Incident Correlation
Use BigPanda to automatically cluster related incidents based on shared attributes, infrastructure dependencies, and behaviors. You can run cluster analysis for specific time periods or view live correlation analysis for active incidents. This accelerates root cause identification and provides a clearer look at what’s happening in your environments.
This feature leverages the IT Knowledge Graph and AI to detect patterns across high-volume alert streams—identifying when multiple seemingly separate alerts are actually part of the same larger incident.
Assistance required
Enabling Incident Correlation requires close coordination with the BigPanda team. Contact your BigPanda account manager if you’d like to enable this feature.
Key features
AI-powered analysis: BigPanda uses generative AI to analyze data from multiple data sources and infrastructure points to provide you with a comprehensive look at your incident history.
Accelerated root cause identification: Incident clusters make it easier to identify root cause and recurring issues.
Visualize downstream effects: Get a clearer picture of incident impact using interactive topology maps.
How to use incident correlation
Incident correlation generates incident clusters based on AI analysis of both live and historical incidents. These clusters show the relationships between similar incidents, suggest root causes, and categorize incidents based on their type. They can be generated for both live and past incidents.
To generate a cluster for a live incident, use the Cluster tab in the incident details pane. This cluster will only cover incidents that are correlated to that specific incident at the time that you open the tab. This cluster will be cached for several hours, so if you want to update the cluster, you will need to click Rerun analysis. This will generate a new analysis of the incident and may return different results based on new data.
Processing time for live incidents
Depending on how many incidents need to be correlated, it may take several minutes to finish generating an incident cluster. Partial results will be available within a few seconds, and results will be auto-updated until the analysis is successfully completed.
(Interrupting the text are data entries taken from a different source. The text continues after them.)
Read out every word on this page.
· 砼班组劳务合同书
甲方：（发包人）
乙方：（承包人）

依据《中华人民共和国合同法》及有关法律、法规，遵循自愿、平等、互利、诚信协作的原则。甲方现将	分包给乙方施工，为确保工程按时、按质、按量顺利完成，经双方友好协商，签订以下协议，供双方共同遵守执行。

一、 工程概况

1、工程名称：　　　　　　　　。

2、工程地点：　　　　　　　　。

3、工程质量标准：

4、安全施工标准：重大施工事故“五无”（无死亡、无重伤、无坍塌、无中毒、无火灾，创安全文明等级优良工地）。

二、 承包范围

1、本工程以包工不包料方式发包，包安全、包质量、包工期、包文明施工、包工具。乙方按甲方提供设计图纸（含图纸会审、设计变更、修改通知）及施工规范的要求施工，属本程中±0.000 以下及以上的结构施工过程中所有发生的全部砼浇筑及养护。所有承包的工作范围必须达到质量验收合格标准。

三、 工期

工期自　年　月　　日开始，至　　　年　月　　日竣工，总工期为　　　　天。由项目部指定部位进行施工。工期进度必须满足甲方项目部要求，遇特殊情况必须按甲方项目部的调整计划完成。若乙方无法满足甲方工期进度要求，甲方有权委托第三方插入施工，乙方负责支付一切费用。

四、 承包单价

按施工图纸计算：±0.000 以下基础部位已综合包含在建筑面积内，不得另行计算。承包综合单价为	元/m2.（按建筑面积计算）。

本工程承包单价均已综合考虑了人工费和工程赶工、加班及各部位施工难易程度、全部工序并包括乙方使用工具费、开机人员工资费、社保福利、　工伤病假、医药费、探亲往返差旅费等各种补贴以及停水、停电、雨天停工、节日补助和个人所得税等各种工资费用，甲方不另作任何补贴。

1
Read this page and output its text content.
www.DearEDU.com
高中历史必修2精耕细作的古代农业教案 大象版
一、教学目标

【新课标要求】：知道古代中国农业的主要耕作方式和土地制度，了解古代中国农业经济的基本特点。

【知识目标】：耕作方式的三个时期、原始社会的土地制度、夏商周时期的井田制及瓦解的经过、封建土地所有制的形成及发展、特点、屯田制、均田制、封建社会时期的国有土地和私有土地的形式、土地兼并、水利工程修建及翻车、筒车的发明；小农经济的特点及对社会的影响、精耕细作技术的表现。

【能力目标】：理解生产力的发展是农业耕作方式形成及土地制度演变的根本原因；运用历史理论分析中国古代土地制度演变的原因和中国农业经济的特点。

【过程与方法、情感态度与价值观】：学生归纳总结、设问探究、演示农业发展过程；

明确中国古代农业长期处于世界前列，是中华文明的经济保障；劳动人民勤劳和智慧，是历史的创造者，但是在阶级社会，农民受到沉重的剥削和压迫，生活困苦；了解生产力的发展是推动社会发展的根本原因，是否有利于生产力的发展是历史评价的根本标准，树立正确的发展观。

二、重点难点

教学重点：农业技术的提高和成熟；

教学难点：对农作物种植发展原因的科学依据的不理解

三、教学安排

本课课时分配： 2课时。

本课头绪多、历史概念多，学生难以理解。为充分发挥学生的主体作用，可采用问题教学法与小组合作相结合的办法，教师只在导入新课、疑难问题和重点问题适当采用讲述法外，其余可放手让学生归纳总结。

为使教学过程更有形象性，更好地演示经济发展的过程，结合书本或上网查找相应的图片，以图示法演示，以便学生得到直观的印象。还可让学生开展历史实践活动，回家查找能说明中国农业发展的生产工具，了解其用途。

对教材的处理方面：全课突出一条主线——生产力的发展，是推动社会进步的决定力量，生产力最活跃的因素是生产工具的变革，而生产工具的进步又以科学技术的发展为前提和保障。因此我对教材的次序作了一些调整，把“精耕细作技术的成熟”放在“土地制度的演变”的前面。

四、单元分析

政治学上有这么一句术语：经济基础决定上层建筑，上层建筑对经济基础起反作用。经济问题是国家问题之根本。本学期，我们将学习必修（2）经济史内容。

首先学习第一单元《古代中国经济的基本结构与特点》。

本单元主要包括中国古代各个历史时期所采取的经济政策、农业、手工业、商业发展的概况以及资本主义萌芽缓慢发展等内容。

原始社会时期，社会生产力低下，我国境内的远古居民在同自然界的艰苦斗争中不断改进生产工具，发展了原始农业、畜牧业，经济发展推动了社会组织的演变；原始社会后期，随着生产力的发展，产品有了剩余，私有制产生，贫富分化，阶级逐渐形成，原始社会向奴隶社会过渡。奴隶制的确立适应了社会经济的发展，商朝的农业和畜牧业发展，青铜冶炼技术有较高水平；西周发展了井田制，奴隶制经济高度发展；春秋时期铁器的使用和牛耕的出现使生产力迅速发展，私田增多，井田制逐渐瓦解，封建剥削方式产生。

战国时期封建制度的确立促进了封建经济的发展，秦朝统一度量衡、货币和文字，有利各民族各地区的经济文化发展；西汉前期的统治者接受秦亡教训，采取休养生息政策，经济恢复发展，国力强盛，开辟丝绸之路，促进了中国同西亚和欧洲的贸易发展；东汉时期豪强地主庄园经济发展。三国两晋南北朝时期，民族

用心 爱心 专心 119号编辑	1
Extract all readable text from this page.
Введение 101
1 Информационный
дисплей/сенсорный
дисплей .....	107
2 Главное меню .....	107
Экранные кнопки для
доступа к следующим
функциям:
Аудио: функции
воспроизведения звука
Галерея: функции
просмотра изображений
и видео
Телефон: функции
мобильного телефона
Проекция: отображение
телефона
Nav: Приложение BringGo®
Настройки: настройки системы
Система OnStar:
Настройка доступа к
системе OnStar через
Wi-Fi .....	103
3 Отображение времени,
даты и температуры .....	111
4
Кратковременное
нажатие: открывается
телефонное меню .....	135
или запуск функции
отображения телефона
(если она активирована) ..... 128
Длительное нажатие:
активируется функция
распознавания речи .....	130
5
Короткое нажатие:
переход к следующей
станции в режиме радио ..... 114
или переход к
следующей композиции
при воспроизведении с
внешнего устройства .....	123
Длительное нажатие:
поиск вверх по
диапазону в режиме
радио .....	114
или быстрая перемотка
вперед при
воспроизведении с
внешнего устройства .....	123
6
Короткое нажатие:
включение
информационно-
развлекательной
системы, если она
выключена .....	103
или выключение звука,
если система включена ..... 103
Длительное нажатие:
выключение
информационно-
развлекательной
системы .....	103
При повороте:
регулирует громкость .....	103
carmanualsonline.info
To run correlation analysis for all incidents in a specified time period, use the Incident Correlation tab in the incident console and create a new report. This will correlate all incidents during that time period into clusters that can then be analyzed individually.
Incident relationships
There are six different relationships that may occur between incidents:
Source Caused Target: The source incident is assessed as upstream cause of the target.
Target Caused Source: The target incident is assessed as upstream cause of the source.
Bidirectional Cause: Mutual causality/feedback loop, represented with links in both directions.
Common External Cause: Incidents share the same upstream external factor (non-directional).
Recurrence: The same or highly similar incident repeating at a different time; for recurrence-only clusters, the oldest occurrence is chosen as the primary by default.
General: Strongly related incidents (semantic/topological similarity) without asserted causality or recurrence.
Historical incident correlation reports
To create a new incident correlation analysis and view existing reports, navigate to the Incident Correlation tab in your BigPanda instance.
On this page, generate a new analysis by clicking + New Analysis Request or click the dropdown to view previous analysis periods.
Create a new incident correlation report
Create a new cluster analysis by navigating to Incident Correlation > + New Analysis Request, then define the time period you want to analyze.

Field | Description |
|---|---|
1 - End date and time | The end of the analysis period. |
2 - Look back period | The amount of time before the end date that you want to analyze. You can set a custom time range or choose from:
|
3 - Minutes | If you selected a custom look back period, define the amount of time in minutes that you want BigPanda to analyze. (For example, if you wanted to analyze three days, you would input 4320 minutes.) To optimize data accessibility and accuracy, we recommend that you cover no more than 1-2 days in one report. |
4 - Selected analysis period | A confirmation of the days and times you set as your start and end dates. Note that date/time defaults to UTC time zone. |
5 - Custom label | The name that will appear next to the analysis period in the results dropdown. |
6 - Advanced edit | A customizable JSON script where you can view advanced settings for clustering. This should only be configured by your BigPanda account team. Coordinate with your team to explore customization options. |
Processing time
Once you create a request, it could take anywhere from 15 minutes to a few hours for the analysis to be available. This is affected by several factors, such as the amount of data customers have, the configuration of the algorithm, and the lookback period.
View cluster analysis results
Generated cluster analyses can be viewed in the Incident Correlation tab. Select a desired analysis from the dropdown The title of each analysis shows both the custom label and time period.

Each analysis lists a table of all the clusters generated during the selected time period. Select one of the following columns to sort the results by that metric.
Importance: An AI-generated score calculated from the priorities of the correlated incidents.
Incidents: The number of incidents included in this cluster.
Edges: The number of relationships between incidents.
Causation Edges: The number of causal relationships in a single cluster.
General Edges: The number of uncategorized relationships between incidents.
This table also provides an AI-generated summary of the correlation analysis. You can easily copy and paste this into another program by clicking the copy icon on the right side of the column.